Music’s healing properties have long been recognized, since the days of Aristotle, according to the American Music Therapy Association. Music can help alleviate pain, lessen muscle tension, spur relaxation and modify moods.
“There is not a magical type of music that will make us relax or feel better. If you want to increase your ability to relax and decrease anxiety, it’s going to involve my working with you to determine preferences, as well as the unique way you respond to various types and tempos of music,” says Bowdish. Music therapy can be used with Alzheimer’s patients to bring back positive memories and, in some group psychotherapy sessions, to “help people open up and express themselves,” she says.
The benefits of neurologic music therapy also extend to people who have movement disorders caused by a brain injury, stroke or Parkinson’s disease. Says Bowdish: “We use rhythm to help cue and optimize movement. Rhythm provides timing cues so our brain can tell our muscles how much time we have to execute a specific motion.” Certain tempos are used in a technique called rhythmic auditory stimulation. “I use rhythm based on somebody’s steps per minute,” Bowdish says. For example, a person who walks 60 steps per minute will be asked to walk to music that is 60 beats per minute. “The body will synchronize to this. I have seen patients who have had strokes make significant gains in their ability to walk.”

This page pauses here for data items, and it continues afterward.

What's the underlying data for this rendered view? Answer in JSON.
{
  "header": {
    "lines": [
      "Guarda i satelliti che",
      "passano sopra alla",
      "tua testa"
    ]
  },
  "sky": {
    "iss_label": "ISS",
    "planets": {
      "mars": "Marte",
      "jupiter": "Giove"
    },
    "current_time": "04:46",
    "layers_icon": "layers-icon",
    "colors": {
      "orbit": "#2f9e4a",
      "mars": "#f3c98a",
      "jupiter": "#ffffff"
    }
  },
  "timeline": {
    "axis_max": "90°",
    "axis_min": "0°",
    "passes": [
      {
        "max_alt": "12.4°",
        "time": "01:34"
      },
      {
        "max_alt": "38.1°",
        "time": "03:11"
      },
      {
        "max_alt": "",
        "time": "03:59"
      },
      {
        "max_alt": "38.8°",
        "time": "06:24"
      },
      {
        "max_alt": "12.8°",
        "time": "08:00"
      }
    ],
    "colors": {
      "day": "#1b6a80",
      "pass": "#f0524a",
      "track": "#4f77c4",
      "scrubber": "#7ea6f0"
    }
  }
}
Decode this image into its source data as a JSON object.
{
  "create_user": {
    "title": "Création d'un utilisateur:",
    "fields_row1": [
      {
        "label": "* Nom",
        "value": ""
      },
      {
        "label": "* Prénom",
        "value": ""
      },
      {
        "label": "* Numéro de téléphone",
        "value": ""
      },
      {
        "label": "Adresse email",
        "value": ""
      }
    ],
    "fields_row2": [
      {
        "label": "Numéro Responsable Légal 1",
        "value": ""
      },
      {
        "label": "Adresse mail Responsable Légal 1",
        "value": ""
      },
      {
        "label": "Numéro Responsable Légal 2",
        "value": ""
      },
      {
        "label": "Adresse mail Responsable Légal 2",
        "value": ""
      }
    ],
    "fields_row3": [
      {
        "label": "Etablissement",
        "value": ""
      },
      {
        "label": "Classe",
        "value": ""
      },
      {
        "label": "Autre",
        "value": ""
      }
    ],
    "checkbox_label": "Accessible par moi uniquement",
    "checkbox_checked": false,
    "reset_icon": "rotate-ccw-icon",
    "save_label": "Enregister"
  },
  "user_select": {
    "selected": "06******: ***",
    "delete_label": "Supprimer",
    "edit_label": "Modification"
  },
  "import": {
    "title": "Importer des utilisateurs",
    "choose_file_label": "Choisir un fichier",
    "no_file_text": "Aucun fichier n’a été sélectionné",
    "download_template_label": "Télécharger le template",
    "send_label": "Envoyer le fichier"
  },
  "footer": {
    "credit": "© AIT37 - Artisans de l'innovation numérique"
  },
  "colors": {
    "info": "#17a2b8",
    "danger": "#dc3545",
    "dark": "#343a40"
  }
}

Greg Crockett, 49, of Suffolk, worked with Bowdish after he suffered a sudden stroke that affected his ability to walk at a normal pace. During therapy he was required to walk to a different tempo each week. “After each tempo, I would walk faster,” he says, noting that he went to therapy for approximately four months and found that it also helped his balance and gait.
Crockett says his therapist used a variety of musical genres during the process. “It wasn’t one type of music; it was more about the beat.”
Today Crockett is walking much faster than he was before he began his sessions.
“It’s not breakneck speed, but my little girl doesn’t have to wait for me as much as she did,” says Crockett, surprised by his progress. “It amazes me.”